Sadly, not so. Even before we had IQ tests (for all their flaws), there's been a widespread belief that being wealthy is the proof of superiority. In theory, in a meritocracy, it might have been, but in practice not only to we not live in a meritocracy (to claim we do would deny both inheritance and luck), but also the measures of intelligence that society has are… well, I was thinking about Paul Merton and Boris Johnson the other day, so I'll link to the blog post: https://benwheatley.github.io/blog/2024/04/07-12.47.14.html


> smart people generally earn more.

> there's been a widespread belief that being wealthy is the proof of superiority.

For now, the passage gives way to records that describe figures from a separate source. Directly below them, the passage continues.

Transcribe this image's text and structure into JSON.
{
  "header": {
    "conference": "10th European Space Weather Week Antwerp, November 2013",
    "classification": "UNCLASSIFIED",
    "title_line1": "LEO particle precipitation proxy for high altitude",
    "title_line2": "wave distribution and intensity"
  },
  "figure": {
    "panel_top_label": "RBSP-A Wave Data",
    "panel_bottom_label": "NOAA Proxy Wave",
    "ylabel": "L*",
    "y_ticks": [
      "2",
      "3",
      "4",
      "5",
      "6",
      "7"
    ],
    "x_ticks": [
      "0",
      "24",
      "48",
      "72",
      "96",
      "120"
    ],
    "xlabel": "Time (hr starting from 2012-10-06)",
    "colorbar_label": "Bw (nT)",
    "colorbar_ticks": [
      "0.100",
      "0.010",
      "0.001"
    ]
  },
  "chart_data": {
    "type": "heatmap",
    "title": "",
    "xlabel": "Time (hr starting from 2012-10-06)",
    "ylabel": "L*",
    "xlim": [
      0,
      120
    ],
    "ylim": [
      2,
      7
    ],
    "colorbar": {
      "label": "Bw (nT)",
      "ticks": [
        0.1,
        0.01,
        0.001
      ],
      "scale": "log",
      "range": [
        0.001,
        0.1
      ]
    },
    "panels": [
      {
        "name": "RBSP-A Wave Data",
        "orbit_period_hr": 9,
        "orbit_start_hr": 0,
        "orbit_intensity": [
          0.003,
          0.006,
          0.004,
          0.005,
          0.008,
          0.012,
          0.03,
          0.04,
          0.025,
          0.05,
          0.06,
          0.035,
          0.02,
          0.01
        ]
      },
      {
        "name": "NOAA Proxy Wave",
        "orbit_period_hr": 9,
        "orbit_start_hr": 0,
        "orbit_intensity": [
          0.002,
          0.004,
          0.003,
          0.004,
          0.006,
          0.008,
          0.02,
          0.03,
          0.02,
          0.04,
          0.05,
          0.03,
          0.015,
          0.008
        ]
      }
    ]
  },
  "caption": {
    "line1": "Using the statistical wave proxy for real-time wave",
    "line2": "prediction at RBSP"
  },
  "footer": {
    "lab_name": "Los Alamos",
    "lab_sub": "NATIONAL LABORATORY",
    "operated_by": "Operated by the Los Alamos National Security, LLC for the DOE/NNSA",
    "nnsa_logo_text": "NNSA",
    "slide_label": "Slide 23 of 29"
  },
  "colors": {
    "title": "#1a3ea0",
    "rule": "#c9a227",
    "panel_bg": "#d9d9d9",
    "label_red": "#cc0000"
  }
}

Both of these are assumptions though, and working in the reverse order. Its one thing to expect that intelligence will lead to higher value outcomes and entirely different to expect that higher value outcomes prove intelligence.

It seems reasonable that higher intelligence, combined with the incentives if a capitalist system, will lead to higher intelligence people getting more wealthy. They learn to play the game and find ways to "win."

It seems unreasonable to assume that anyone or anything that "wins" in that system much be more intelligent. Said differently, intelligence may lead to wealth but wealth doesn't imply intelligence.


I think we're in agreement? I'm saying their measure in this case is no worse than any other, but not that it's a fundamental truth.

All the other things — chess, Jeopardy, composing music, painting, maths, languages, passing medical or law degrees — they're also all things which were considered signs of intelligence until AI got good at them.

Goodhart's law keeps tripping us up on the concept of intelligence.


> I think we're in agreement? I'm saying their measure in this case is no worse than any other, but not that it's a fundamental truth.

Maybe we are? I think I lost the thread a bit here.

> chess, Jeopardy, composing music, painting, maths, languages, passing medical or law degrees

That's interesting, I would have still chalked skill in those areas as a sign of intelligence and didn't realize most people wouldn't once AI (or ML) could do it. To me an AI/LLM/ML being good at those is at least a sign that they have gotten good at mimicking intelligence if nothing else, and a sign that we really are getting out over our skis risking these tools without knowing how they really work.


Maybe by the time it’s doing a trillion dollars a year of useful work (less than 10 years out) people will call it intelligent… but still probably not.